Dachdecker haben Hunderte Aufträge abzuarbeiten – Schäden durch Sturm Friederike

Hierum geht es: Der Sturm hat von zahlreichen Häusern Dachziegeln weggeweht – unsere Aufnahme entstand am Schulberg in Eschwege. Die heimischen Dachdecker haben noch alle Hände voll zu tun, um alle Schäden zu beseitigen. Foto: Wüstefeld

Eschwege. Die Nachwehen des Sturms Friederike treiben momentan und auch in den nächsten Wochen noch die heimischen Dachdecker um. Hunderte Schäden wurden ihnen in kürzester Zeit gemeldet – eine Ausnahmesituation.

„180 Kunden haben sich seit Donnerstag bei uns gemeldet. Wir sind mit zehn Kolonnen unterwegs und arbeiten das Schritt für Schritt ab. Das wird insgesamt noch einige Tage beziehungsweise Wochen dauern“, berichtet beispielsweise Carsten Schiedrum, Geschäftsführer des gleichnamigen Dachdecker-Betriebs am Hessenring in Eschwege. Überwiegend gehe es dabei um weggewehte Ziegeln. „Teilweise ist auch mal eine ganze Abdeckung weg, aber das ist eher bei Garagen oder Gartenhütten der Fall“, erklärt Schiedrum.

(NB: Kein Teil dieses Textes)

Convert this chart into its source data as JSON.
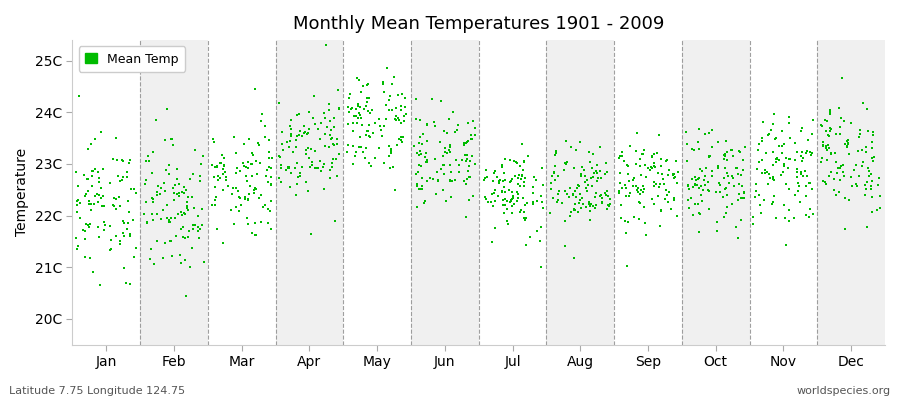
{
  "title": "Monthly Mean Temperatures 1901 - 2009",
  "ylabel": "Temperature",
  "xlabel_labels": [
    "Jan",
    "Feb",
    "Mar",
    "Apr",
    "May",
    "Jun",
    "Jul",
    "Aug",
    "Sep",
    "Oct",
    "Nov",
    "Dec"
  ],
  "ytick_labels": [
    "20C",
    "21C",
    "22C",
    "23C",
    "24C",
    "25C"
  ],
  "ytick_values": [
    20,
    21,
    22,
    23,
    24,
    25
  ],
  "ylim": [
    19.5,
    25.4
  ],
  "marker_color": "#00bb00",
  "plot_bg_color": "#f0f0f0",
  "alt_bg_color": "#ffffff",
  "legend_label": "Mean Temp",
  "footer_left": "Latitude 7.75 Longitude 124.75",
  "footer_right": "worldspecies.org",
  "years": 109,
  "monthly_means": [
    22.2,
    22.2,
    22.7,
    23.4,
    23.8,
    23.1,
    22.5,
    22.5,
    22.6,
    22.7,
    22.9,
    23.1
  ],
  "monthly_stds": [
    0.65,
    0.65,
    0.55,
    0.5,
    0.5,
    0.48,
    0.44,
    0.42,
    0.42,
    0.44,
    0.48,
    0.55
  ]
}
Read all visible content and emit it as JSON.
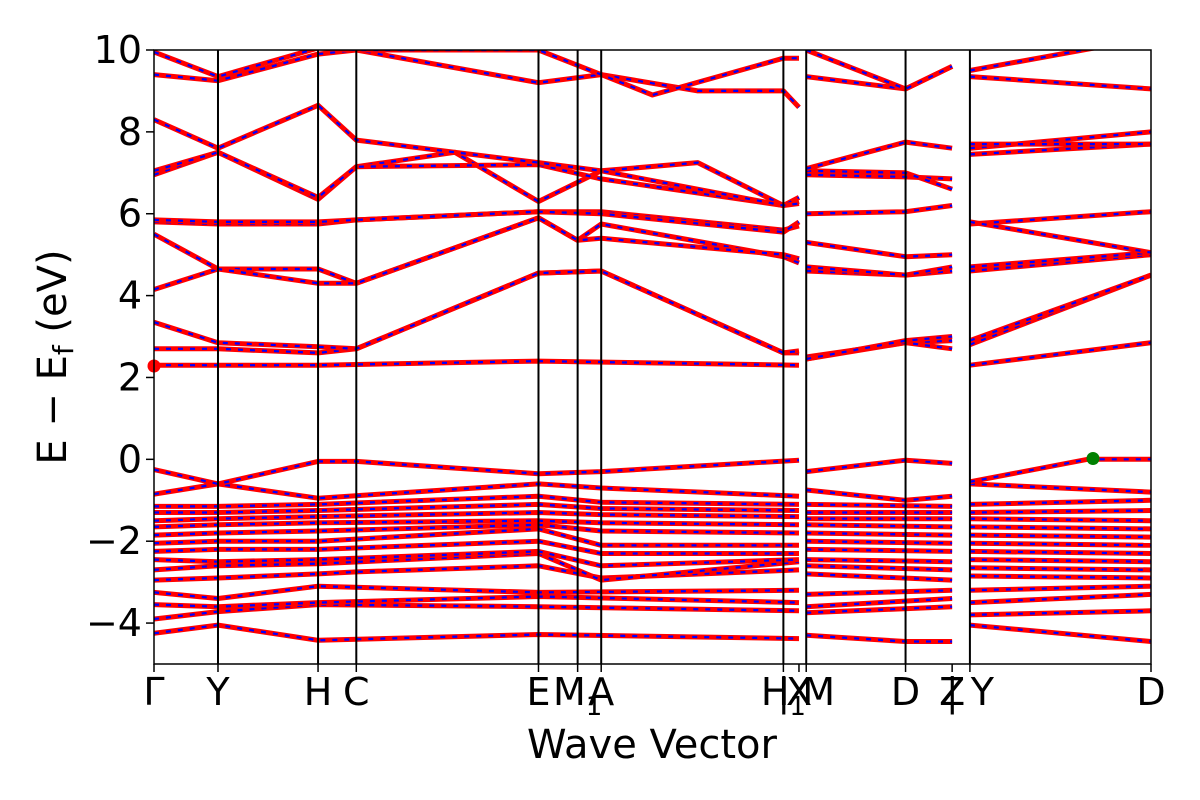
{
  "chart_data": {
    "type": "line",
    "xlabel": "Wave Vector",
    "ylabel_main": "E − E",
    "ylabel_sub": "f",
    "ylabel_unit": " (eV)",
    "ylim": [
      -5,
      10
    ],
    "yticks": [
      -4,
      -2,
      0,
      2,
      4,
      6,
      8,
      10
    ],
    "ytick_labels": [
      "−4",
      "−2",
      "0",
      "2",
      "4",
      "6",
      "8",
      "10"
    ],
    "grid": false,
    "legend": "none",
    "colors": {
      "band_main": "#ff0000",
      "band_overlay": "#0000ff",
      "marker_cbm": "#ff0000",
      "marker_vbm": "#008000",
      "divider": "#000000"
    },
    "kpath": [
      {
        "label": "Γ",
        "x": 0.0
      },
      {
        "label": "Y",
        "x": 0.353
      },
      {
        "label": "H",
        "x": 0.905
      },
      {
        "label": "C",
        "x": 1.116
      },
      {
        "label": "E",
        "x": 2.121
      },
      {
        "label": "M",
        "sub": "1",
        "x": 2.337
      },
      {
        "label": "A",
        "x": 2.467
      },
      {
        "label": "H",
        "sub": "1",
        "x": 3.472
      },
      {
        "label": "X",
        "x": 3.558
      },
      {
        "label": "| M",
        "x": 3.598
      },
      {
        "label": "D",
        "x": 4.146
      },
      {
        "label": "Z",
        "x": 4.403
      },
      {
        "label": "| Y",
        "x": 4.501
      },
      {
        "label": "D",
        "x": 5.5
      }
    ],
    "dividers": [
      0.353,
      0.905,
      1.116,
      2.121,
      2.337,
      2.467,
      3.472,
      3.598,
      4.146,
      4.501
    ],
    "xlim": [
      0,
      5.5
    ],
    "segments": [
      [
        0.0,
        3.558
      ],
      [
        3.598,
        4.403
      ],
      [
        4.501,
        5.5
      ]
    ],
    "band_knots": [
      [
        [
          0,
          -4.25
        ],
        [
          0.353,
          -4.05
        ],
        [
          0.905,
          -4.42
        ],
        [
          2.121,
          -4.28
        ],
        [
          3.558,
          -4.38
        ],
        [
          3.598,
          -4.3
        ],
        [
          4.146,
          -4.45
        ],
        [
          4.403,
          -4.45
        ],
        [
          4.501,
          -4.05
        ],
        [
          5.5,
          -4.45
        ]
      ],
      [
        [
          0,
          -3.9
        ],
        [
          0.353,
          -3.72
        ],
        [
          0.905,
          -3.55
        ],
        [
          2.121,
          -3.6
        ],
        [
          3.558,
          -3.7
        ],
        [
          3.598,
          -3.75
        ],
        [
          4.403,
          -3.6
        ],
        [
          4.501,
          -3.8
        ],
        [
          5.5,
          -3.7
        ]
      ],
      [
        [
          0,
          -3.55
        ],
        [
          0.353,
          -3.6
        ],
        [
          0.905,
          -3.5
        ],
        [
          2.121,
          -3.35
        ],
        [
          3.558,
          -3.5
        ],
        [
          3.598,
          -3.6
        ],
        [
          4.403,
          -3.4
        ],
        [
          4.501,
          -3.5
        ],
        [
          5.5,
          -3.3
        ]
      ],
      [
        [
          0,
          -3.25
        ],
        [
          0.353,
          -3.4
        ],
        [
          0.905,
          -3.1
        ],
        [
          2.121,
          -3.25
        ],
        [
          3.558,
          -3.2
        ],
        [
          3.598,
          -3.3
        ],
        [
          4.403,
          -3.2
        ],
        [
          4.501,
          -3.2
        ],
        [
          5.5,
          -3.1
        ]
      ],
      [
        [
          0,
          -2.95
        ],
        [
          0.353,
          -2.9
        ],
        [
          0.905,
          -2.8
        ],
        [
          1.116,
          -2.75
        ],
        [
          2.121,
          -2.6
        ],
        [
          2.467,
          -2.9
        ],
        [
          3.558,
          -2.7
        ],
        [
          3.598,
          -2.8
        ],
        [
          4.403,
          -2.95
        ],
        [
          4.501,
          -2.85
        ],
        [
          5.5,
          -2.9
        ]
      ],
      [
        [
          0,
          -2.7
        ],
        [
          0.353,
          -2.6
        ],
        [
          0.905,
          -2.55
        ],
        [
          2.121,
          -2.3
        ],
        [
          2.467,
          -2.95
        ],
        [
          3.558,
          -2.5
        ],
        [
          3.598,
          -2.6
        ],
        [
          4.403,
          -2.7
        ],
        [
          4.501,
          -2.65
        ],
        [
          5.5,
          -2.7
        ]
      ],
      [
        [
          0,
          -2.45
        ],
        [
          0.353,
          -2.5
        ],
        [
          0.905,
          -2.45
        ],
        [
          2.121,
          -2.25
        ],
        [
          2.467,
          -2.6
        ],
        [
          3.558,
          -2.45
        ],
        [
          3.598,
          -2.45
        ],
        [
          4.403,
          -2.5
        ],
        [
          4.501,
          -2.45
        ],
        [
          5.5,
          -2.5
        ]
      ],
      [
        [
          0,
          -2.25
        ],
        [
          0.353,
          -2.2
        ],
        [
          0.905,
          -2.2
        ],
        [
          2.121,
          -2.0
        ],
        [
          2.467,
          -2.3
        ],
        [
          3.558,
          -2.3
        ],
        [
          3.598,
          -2.2
        ],
        [
          4.403,
          -2.25
        ],
        [
          4.501,
          -2.25
        ],
        [
          5.5,
          -2.3
        ]
      ],
      [
        [
          0,
          -2.05
        ],
        [
          0.353,
          -2.0
        ],
        [
          0.905,
          -2.0
        ],
        [
          2.121,
          -1.7
        ],
        [
          2.467,
          -2.1
        ],
        [
          3.558,
          -2.1
        ],
        [
          3.598,
          -2.0
        ],
        [
          4.403,
          -2.05
        ],
        [
          4.501,
          -2.05
        ],
        [
          5.5,
          -2.1
        ]
      ],
      [
        [
          0,
          -1.85
        ],
        [
          0.353,
          -1.8
        ],
        [
          0.905,
          -1.75
        ],
        [
          2.121,
          -1.6
        ],
        [
          2.467,
          -1.75
        ],
        [
          3.558,
          -1.8
        ],
        [
          3.598,
          -1.8
        ],
        [
          4.403,
          -1.85
        ],
        [
          4.501,
          -1.85
        ],
        [
          5.5,
          -1.9
        ]
      ],
      [
        [
          0,
          -1.65
        ],
        [
          0.353,
          -1.6
        ],
        [
          0.905,
          -1.55
        ],
        [
          2.121,
          -1.5
        ],
        [
          2.467,
          -1.55
        ],
        [
          3.558,
          -1.6
        ],
        [
          3.598,
          -1.6
        ],
        [
          4.403,
          -1.65
        ],
        [
          4.501,
          -1.65
        ],
        [
          5.5,
          -1.7
        ]
      ],
      [
        [
          0,
          -1.5
        ],
        [
          0.353,
          -1.45
        ],
        [
          0.905,
          -1.4
        ],
        [
          2.121,
          -1.3
        ],
        [
          2.467,
          -1.35
        ],
        [
          3.558,
          -1.4
        ],
        [
          3.598,
          -1.45
        ],
        [
          4.403,
          -1.45
        ],
        [
          4.501,
          -1.45
        ],
        [
          5.5,
          -1.5
        ]
      ],
      [
        [
          0,
          -1.3
        ],
        [
          0.353,
          -1.3
        ],
        [
          0.905,
          -1.25
        ],
        [
          2.121,
          -1.1
        ],
        [
          2.467,
          -1.2
        ],
        [
          3.558,
          -1.25
        ],
        [
          3.598,
          -1.3
        ],
        [
          4.403,
          -1.3
        ],
        [
          4.501,
          -1.3
        ],
        [
          5.5,
          -1.25
        ]
      ],
      [
        [
          0,
          -1.15
        ],
        [
          0.353,
          -1.15
        ],
        [
          0.905,
          -1.1
        ],
        [
          2.121,
          -0.9
        ],
        [
          2.467,
          -1.05
        ],
        [
          3.558,
          -1.1
        ],
        [
          3.598,
          -1.1
        ],
        [
          4.403,
          -1.15
        ],
        [
          4.501,
          -1.1
        ],
        [
          5.5,
          -1.0
        ]
      ],
      [
        [
          0,
          -0.85
        ],
        [
          0.353,
          -0.6
        ],
        [
          0.905,
          -0.95
        ],
        [
          2.121,
          -0.6
        ],
        [
          2.467,
          -0.7
        ],
        [
          3.558,
          -0.9
        ],
        [
          3.598,
          -0.75
        ],
        [
          4.146,
          -1.0
        ],
        [
          4.403,
          -0.9
        ],
        [
          4.501,
          -0.6
        ],
        [
          5.5,
          -0.8
        ]
      ],
      [
        [
          0,
          -0.25
        ],
        [
          0.353,
          -0.6
        ],
        [
          0.905,
          -0.05
        ],
        [
          1.116,
          -0.05
        ],
        [
          2.121,
          -0.35
        ],
        [
          2.467,
          -0.3
        ],
        [
          3.558,
          -0.02
        ],
        [
          3.598,
          -0.3
        ],
        [
          4.146,
          -0.02
        ],
        [
          4.403,
          -0.1
        ],
        [
          4.501,
          -0.55
        ],
        [
          5.15,
          0.0
        ],
        [
          5.5,
          0.0
        ]
      ],
      [
        [
          0,
          2.3
        ],
        [
          0.353,
          2.3
        ],
        [
          0.905,
          2.3
        ],
        [
          2.121,
          2.4
        ],
        [
          3.558,
          2.3
        ],
        [
          3.598,
          2.45
        ],
        [
          4.146,
          2.85
        ],
        [
          4.403,
          2.9
        ],
        [
          4.501,
          2.3
        ],
        [
          5.5,
          2.85
        ]
      ],
      [
        [
          0,
          2.7
        ],
        [
          0.353,
          2.7
        ],
        [
          0.905,
          2.6
        ],
        [
          1.116,
          2.7
        ],
        [
          2.121,
          4.55
        ],
        [
          2.467,
          4.6
        ],
        [
          3.472,
          2.6
        ],
        [
          3.558,
          2.6
        ],
        [
          3.598,
          2.5
        ],
        [
          4.146,
          2.85
        ],
        [
          4.403,
          2.7
        ],
        [
          4.501,
          2.8
        ],
        [
          5.5,
          4.5
        ]
      ],
      [
        [
          0,
          3.35
        ],
        [
          0.353,
          2.85
        ],
        [
          0.905,
          2.75
        ],
        [
          1.116,
          2.7
        ],
        [
          2.121,
          4.55
        ],
        [
          2.467,
          4.6
        ],
        [
          3.472,
          2.6
        ],
        [
          3.558,
          2.65
        ],
        [
          3.598,
          2.45
        ],
        [
          4.146,
          2.9
        ],
        [
          4.403,
          3.0
        ],
        [
          4.501,
          2.9
        ],
        [
          5.5,
          4.5
        ]
      ],
      [
        [
          0,
          4.15
        ],
        [
          0.353,
          4.65
        ],
        [
          0.905,
          4.65
        ],
        [
          1.116,
          4.3
        ],
        [
          2.121,
          5.9
        ],
        [
          2.337,
          5.35
        ],
        [
          2.467,
          5.75
        ],
        [
          3.472,
          4.95
        ],
        [
          3.558,
          4.8
        ],
        [
          3.598,
          4.6
        ],
        [
          4.146,
          4.5
        ],
        [
          4.403,
          4.6
        ],
        [
          4.501,
          4.6
        ],
        [
          5.5,
          5.0
        ]
      ],
      [
        [
          0,
          5.5
        ],
        [
          0.353,
          4.65
        ],
        [
          0.905,
          4.3
        ],
        [
          1.116,
          4.3
        ],
        [
          2.121,
          5.9
        ],
        [
          2.337,
          5.35
        ],
        [
          2.467,
          5.4
        ],
        [
          3.472,
          5.0
        ],
        [
          3.558,
          4.9
        ],
        [
          3.598,
          4.7
        ],
        [
          4.146,
          4.5
        ],
        [
          4.403,
          4.7
        ],
        [
          4.501,
          4.7
        ],
        [
          5.5,
          5.05
        ]
      ],
      [
        [
          0,
          5.8
        ],
        [
          0.353,
          5.75
        ],
        [
          0.905,
          5.75
        ],
        [
          1.116,
          5.85
        ],
        [
          2.121,
          6.05
        ],
        [
          2.467,
          6.05
        ],
        [
          3.472,
          5.6
        ],
        [
          3.558,
          5.7
        ],
        [
          3.598,
          6.0
        ],
        [
          4.146,
          6.05
        ],
        [
          4.403,
          6.2
        ],
        [
          4.501,
          5.75
        ],
        [
          5.5,
          6.05
        ]
      ],
      [
        [
          0,
          5.85
        ],
        [
          0.353,
          5.8
        ],
        [
          0.905,
          5.8
        ],
        [
          1.116,
          5.85
        ],
        [
          2.121,
          6.05
        ],
        [
          2.467,
          6.0
        ],
        [
          3.472,
          5.55
        ],
        [
          3.558,
          5.8
        ],
        [
          3.598,
          5.3
        ],
        [
          4.146,
          4.95
        ],
        [
          4.403,
          5.0
        ],
        [
          4.501,
          5.8
        ],
        [
          5.5,
          5.05
        ]
      ],
      [
        [
          0,
          6.95
        ],
        [
          0.353,
          7.5
        ],
        [
          0.905,
          6.35
        ],
        [
          1.116,
          7.15
        ],
        [
          1.66,
          7.5
        ],
        [
          2.121,
          6.3
        ],
        [
          2.467,
          7.05
        ],
        [
          3.0,
          7.25
        ],
        [
          3.472,
          6.2
        ],
        [
          3.558,
          6.3
        ],
        [
          3.598,
          6.95
        ],
        [
          4.146,
          6.9
        ],
        [
          4.403,
          6.85
        ],
        [
          4.501,
          7.45
        ],
        [
          5.5,
          7.7
        ]
      ],
      [
        [
          0,
          7.05
        ],
        [
          0.353,
          7.5
        ],
        [
          0.905,
          6.4
        ],
        [
          1.116,
          7.15
        ],
        [
          2.121,
          7.2
        ],
        [
          2.467,
          6.85
        ],
        [
          3.472,
          6.2
        ],
        [
          3.558,
          6.4
        ],
        [
          3.598,
          7.05
        ],
        [
          4.146,
          7.0
        ],
        [
          4.403,
          6.6
        ],
        [
          4.501,
          7.6
        ],
        [
          5.5,
          8.0
        ]
      ],
      [
        [
          0,
          8.3
        ],
        [
          0.353,
          7.6
        ],
        [
          0.905,
          8.65
        ],
        [
          1.116,
          7.8
        ],
        [
          2.121,
          7.25
        ],
        [
          2.467,
          7.05
        ],
        [
          3.472,
          6.2
        ],
        [
          3.558,
          6.25
        ],
        [
          3.598,
          7.1
        ],
        [
          4.146,
          7.75
        ],
        [
          4.403,
          7.6
        ],
        [
          4.501,
          7.7
        ],
        [
          5.5,
          7.7
        ]
      ],
      [
        [
          0,
          9.4
        ],
        [
          0.353,
          9.25
        ],
        [
          0.905,
          9.9
        ],
        [
          1.116,
          10.0
        ],
        [
          2.121,
          9.2
        ],
        [
          2.467,
          9.4
        ],
        [
          3.0,
          9.0
        ],
        [
          3.472,
          9.0
        ],
        [
          3.558,
          8.6
        ],
        [
          3.598,
          9.35
        ],
        [
          4.146,
          9.05
        ],
        [
          4.403,
          9.6
        ],
        [
          4.501,
          9.35
        ],
        [
          5.5,
          9.05
        ]
      ],
      [
        [
          0,
          9.95
        ],
        [
          0.353,
          9.35
        ],
        [
          0.905,
          10.05
        ],
        [
          1.116,
          10.0
        ],
        [
          2.121,
          10.0
        ],
        [
          2.467,
          9.4
        ],
        [
          2.75,
          8.9
        ],
        [
          3.472,
          9.8
        ],
        [
          3.558,
          9.8
        ],
        [
          3.598,
          10.0
        ],
        [
          4.146,
          9.05
        ],
        [
          4.403,
          9.6
        ],
        [
          4.501,
          9.5
        ],
        [
          5.5,
          10.3
        ]
      ]
    ],
    "markers": [
      {
        "name": "cbm-marker",
        "x": 0.0,
        "y": 2.28,
        "color": "#ff0000"
      },
      {
        "name": "vbm-marker",
        "x": 5.18,
        "y": 0.02,
        "color": "#008000"
      }
    ]
  }
}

Priorität hätten nun erst mal die Kunden, bei denen Ziegeln am Wohnhaus fehlen. „Erst danach kümmern wir uns um Scheunen und dergleichen“, sagt Schiedrum. Denn in Wohnhäusern sei ein undichtes Dach und als Folge Feuchtigkeit im Inneren natürlich am schädlichsten. „Jeder Kunde will als Erstes drankommen, aber wir schaffen alle Aufträge eben nicht an einem Tag. Dafür ist es einfach zu viel auf einmal – auch wenn es schon noch heftigere Stürme gab“, fährt Carsten Schiedrum fort. Doch man gebe alles, um allen Nachfragen zeitnah nachzukommen.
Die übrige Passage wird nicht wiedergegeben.